Milton Keynes has unexpectedly become a household name and one of the UK’s top smart cities. It’s fast become an example what a deep commitment to the innovations and installations of smart technology in a city looks like. Milton Keynes is a leading developer of Industry 4.0 technology, attracting investors as they recognise the region as one of the fastest growing tech hubs. And, with the region’s recent investment from CityFibre, the town is on track to be Britain’s future IoT leader.
The Cambridge-Milton Keynes-Oxford expressway and the new Varsity Rail Line have the potential to magnify economic growth in the Golden Triangle region as improved infrastructure, reducing commuting times to support business growth, while also boosting the regions’ logistics connectivity.
industry 4.0 in evidence
Bidwells’ Partner and Head of the Industrial and Logistics Team, Patrick Stanton, said“our region is at the forefront of Industry 4.0. Across the manufacturing sector occupiers clearly see opportunities for cost savings – and automated technologies obviously mean less manual labour – but our region demonstrates the increased demand for more high-tech skills.”

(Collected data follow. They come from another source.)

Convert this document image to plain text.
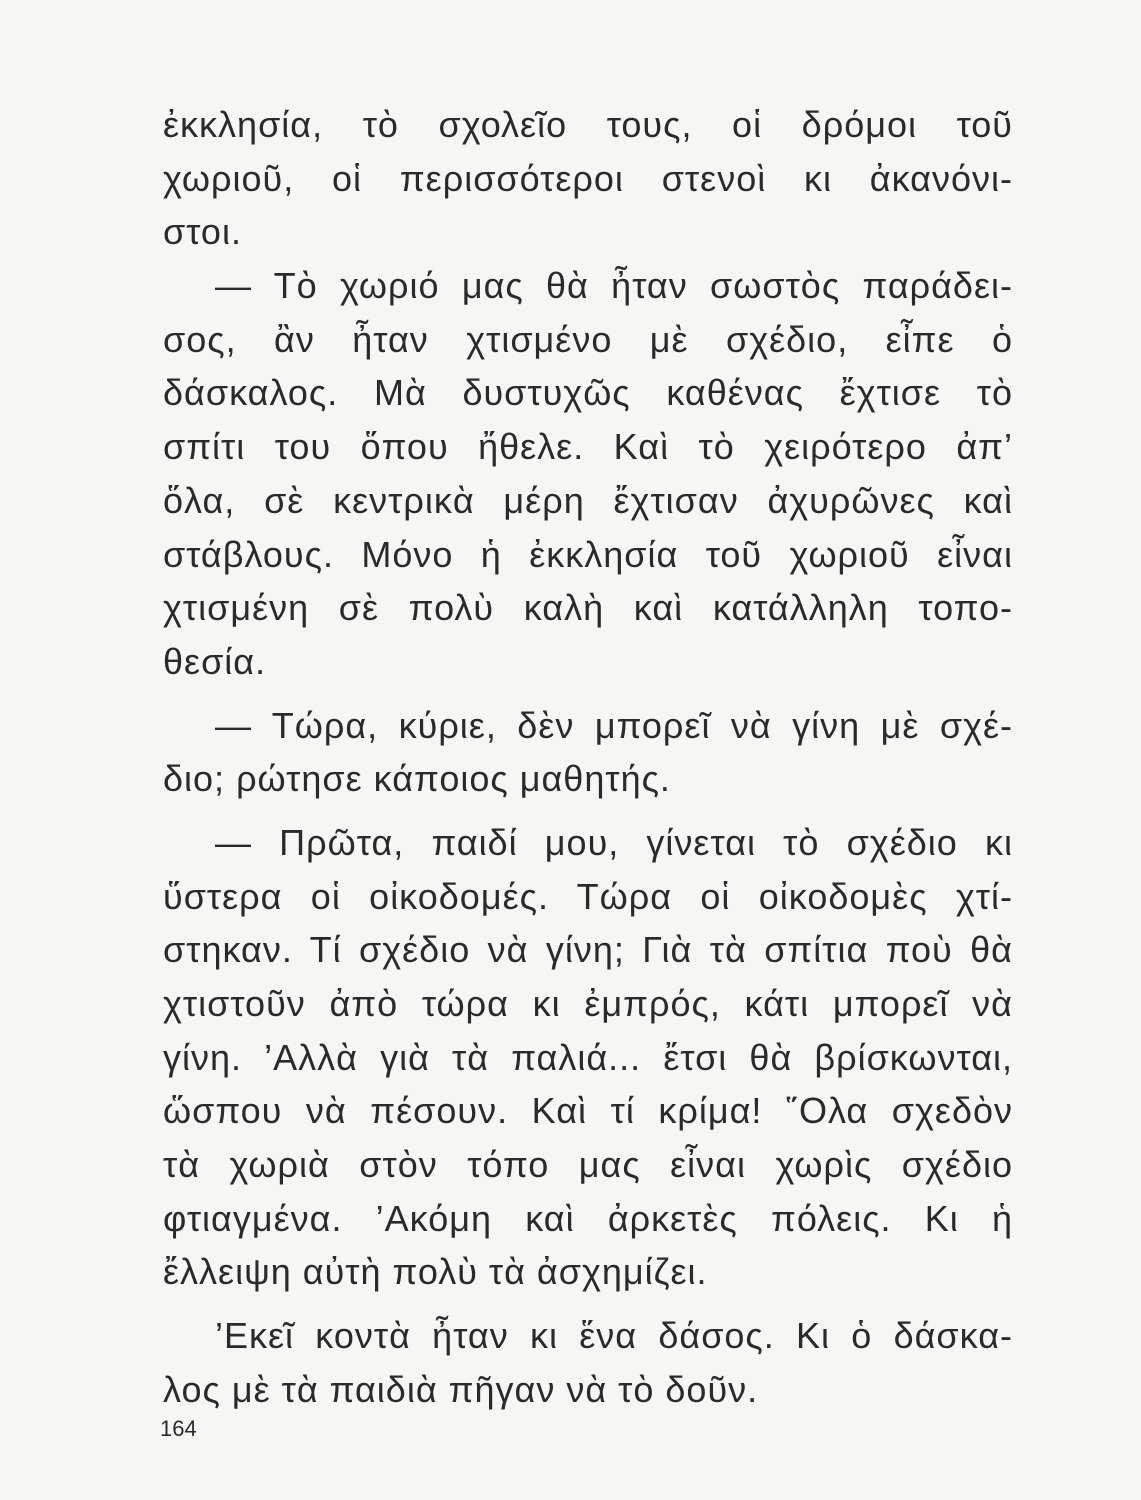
ἐκκλησία, τὸ σχολεῖο τους, οἱ δρόμοι τοῦ
χωριοῦ, οἱ περισσότεροι στενοὶ κι ἀκανόνι-
στοι.
— Τὸ χωριό μας θὰ ἦταν σωστὸς παράδει-
σος, ἂν ἦταν χτισμένο μὲ σχέδιο, εἶπε ὁ
δάσκαλος. Μὰ δυστυχῶς καθένας ἔχτισε τὸ
σπίτι του ὅπου ἤθελε. Καὶ τὸ χειρότερο ἀπ’
ὅλα, σὲ κεντρικὰ μέρη ἔχτισαν ἀχυρῶνες καὶ
στάβλους. Μόνο ἡ ἐκκλησία τοῦ χωριοῦ εἶναι
χτισμένη σὲ πολὺ καλὴ καὶ κατάλληλη τοπο-
θεσία.
— Τώρα, κύριε, δὲν μπορεῖ νὰ γίνη μὲ σχέ-
διο; ρώτησε κάποιος μαθητής.
— Πρῶτα, παιδί μου, γίνεται τὸ σχέδιο κι
ὕστερα οἱ οἰκοδομές. Τώρα οἱ οἰκοδομὲς χτί-
στηκαν. Τί σχέδιο νὰ γίνη; Γιὰ τὰ σπίτια ποὺ θὰ
χτιστοῦν ἀπὸ τώρα κι ἐμπρός, κάτι μπορεῖ νὰ
γίνη. ’Αλλὰ γιὰ τὰ παλιά... ἔτσι θὰ βρίσκωνται,
ὥσπου νὰ πέσουν. Καὶ τί κρίμα! ῞Ολα σχεδὸν
τὰ χωριὰ στὸν τόπο μας εἶναι χωρὶς σχέδιο
φτιαγμένα. ’Ακόμη καὶ ἀρκετὲς πόλεις. Κι ἡ
ἔλλειψη αὐτὴ πολὺ τὰ ἀσχημίζει.
’Εκεῖ κοντὰ ἦταν κι ἕνα δάσος. Κι ὁ δάσκα-
λος μὲ τὰ παιδιὰ πῆγαν νὰ τὸ δοῦν.
164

Stanton adds that software advances that aid packing and distribution are already having an impact.“Occupiers are seeing the possibilities of employing automated technology to enable them to store goods and products at a greater height than ever before,” he said. “There is a view in the sector that ‘you don’t pay for height’ because if you can build an industrial shed higher and create more usable space without increasing the overall floorspace.”
“There is no doubt that if you get the automation right, then there are savings to be had. The food industry is embracing automation fastest as they are seeking out a digital audit trail for their supply chains.”
One example is The Yearsley Group, who have recently started construction on a fully-automated 35m high warehouse at Gateway, Peterborough costing £65 million. Stanton, who sold the 20-acre site to Yearsley said: “A fully automated system takes pallets from a high ceiling area to the floor level and distributes them from there. Building size and design will change over time as automation becomes more common and this will mean more storage capacity.”
Stanton points to what is speculated to be the biggest industrial shed development in the sector, the 22m high Altitude development in Milton Keynes: ”This is a clear sign of the direction the market is going in,” he said.
Stanton notes “Industry 4.0 is impacting the industrial property sector, but how it will evolve is still difficult to predict. There is no doubt that automation is going to increase, but there are no standard models for how occupiers are adapting to these Industry 4.0 trends. Everyone has their own unique supply chain.”
A sufficient supply of industrial space will be a key player in the success of manufacturing, assembling, delivering and storing these IDT’s, not to mention the thousands of employees who will be drawn to, and employed by, the fast-moving sector.
The potential is clear to see in current market trends. In 2017, industrial and commercial property in Oxford, Cambridge and Milton Keynes boomed despite Brexit fears. Industrial rents continued strong growth across the Golden Triangle in the last six months of 2017, and Cambridgeshire led the way with growth of 13.6% in 2017.